Long Beach to amend housing trust fund
Decision allows the city to increase its home stock for low-income families
City Attorney Dawn McIntosh will draft an ordinance that would align provisions of the local housing trust fund with state regulations, including those of the California Community Development Department, so Long Beach can capture more funds to increase its housing stock for low-income residents.
The City Council directed McIntosh and her office to craft the ordinance, which would amend current rules, during this week's meeting.
The amendments, which the council will have to OK, should include requiring at least 30% of the money in the housing trust fund be invested in helping “extremely low-income households.” Housing units or shelter beds built with that money must be affordable and available only to folks with extremely low incomes, according to the council's direction.
Currently, the housing trust fund calls for no less than 50% of the money to be available to provide housing assistance for households with above-moderate incomes, with the other half earmarked to help those defined as extremely low income, said Meggan Sorensen, the city's bureau manager with Housing and Neighborhood Services.
Extremely low-income households are those who make less than 30% of the area's median income. To be considered extremely low income in the Long Beach area, a family of four, as of mid-May, would need an income of no more than $37,850, according to the U.S. Department of Housing and Urban Development.
The goal of amending the regulations is to obtain matching funds from the state's Department of Housing and Community Development's Local Housing Trust Fund for housing refurbishment and to expand the stock of affordable units, according to a staff report for this week's council meeting.
The city's housing trust fund, created in 2005, initially collected $250,000 from the Douglas Park mitigation project and $500,000 more from the transient occupancy tax levied on hotel and motel rentals in fiscal years 2005 and 2006.
Currently, the housing trust fund has a balance of about $33,000, Sorensen said.
The ordinance, once amended, should cap fund expenses for helping moderate-income households at 20%. The remaining money in the fund should be used to support housing for lower income folks.
The city will deposit $5 million from its Permanent Local Housing Allocation program and another $200,000 from the general fund — money earmarked for a pilot Accessory Dwelling Unit loan program — into the housing trust fund so that Long Beach can receive the state's matching funds, said Rick De La Torres, spokesperson for the city's Community
Development Department.
Once the council approves the new ordinance, the city will apply for the LHFT matching funds.

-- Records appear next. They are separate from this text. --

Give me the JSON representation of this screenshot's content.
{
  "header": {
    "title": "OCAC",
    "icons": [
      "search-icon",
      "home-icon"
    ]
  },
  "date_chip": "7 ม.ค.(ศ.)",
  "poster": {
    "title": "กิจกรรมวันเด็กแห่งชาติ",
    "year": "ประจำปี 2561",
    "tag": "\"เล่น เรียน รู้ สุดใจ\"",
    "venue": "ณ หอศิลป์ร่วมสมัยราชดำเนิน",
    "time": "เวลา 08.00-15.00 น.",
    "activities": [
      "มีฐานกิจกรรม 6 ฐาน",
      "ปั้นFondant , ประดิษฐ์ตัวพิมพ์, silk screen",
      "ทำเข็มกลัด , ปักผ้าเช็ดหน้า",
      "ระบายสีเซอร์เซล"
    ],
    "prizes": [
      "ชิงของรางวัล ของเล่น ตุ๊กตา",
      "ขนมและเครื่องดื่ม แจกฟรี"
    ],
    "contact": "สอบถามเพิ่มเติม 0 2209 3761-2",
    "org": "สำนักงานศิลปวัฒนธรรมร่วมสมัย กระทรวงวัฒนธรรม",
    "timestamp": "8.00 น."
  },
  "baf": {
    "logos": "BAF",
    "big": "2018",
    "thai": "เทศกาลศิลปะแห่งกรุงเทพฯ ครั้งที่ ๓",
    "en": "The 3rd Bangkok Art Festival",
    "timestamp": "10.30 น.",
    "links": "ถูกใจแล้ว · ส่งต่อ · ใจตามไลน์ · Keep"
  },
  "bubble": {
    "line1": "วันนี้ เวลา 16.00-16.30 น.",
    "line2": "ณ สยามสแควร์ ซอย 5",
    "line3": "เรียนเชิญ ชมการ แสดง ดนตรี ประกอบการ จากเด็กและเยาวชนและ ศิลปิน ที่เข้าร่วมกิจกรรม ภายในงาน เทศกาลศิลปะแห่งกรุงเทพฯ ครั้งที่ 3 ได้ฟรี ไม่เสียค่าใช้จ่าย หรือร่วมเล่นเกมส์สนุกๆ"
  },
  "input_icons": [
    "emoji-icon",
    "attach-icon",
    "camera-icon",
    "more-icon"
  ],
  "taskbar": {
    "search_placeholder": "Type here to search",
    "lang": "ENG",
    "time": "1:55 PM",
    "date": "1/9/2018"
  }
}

The money would help restore, preserve and build affordable housing, transitional units and emergency shelters.
LHFT money also should serve to support applications for construction or financing loans, as well as to pay for pre-development and purchase costs to build or rehab affordable housing, permanent supportive housing and programs to purchase homes.
Those funds also would be available for qualifying applicants wanting to buy apartments for sale.
The city, meanwhile, would have to identify new local funding sources to keep the trust fund operational.
Pairing the housing trust fund with state regulations comes at a critical juncture, with city leaders expanding programs to house those who are homeless and increasing the availability of housing for low-income residents, many teetering on the edge of being evicted because of high rental costs.
The new ordinance, which the City Council directed McIntosh to draft during its Tuesday meeting, would allow a new strategy aimed at tripling the trust fund, rehabbing old units for low-income residents and expanding home ownership opportunities for those folks, said Christopher Koontz, director of Long Beach's Community Development Department.
“We are trying to (turn) every dollar,” Koontz said, “into three with matching funds.”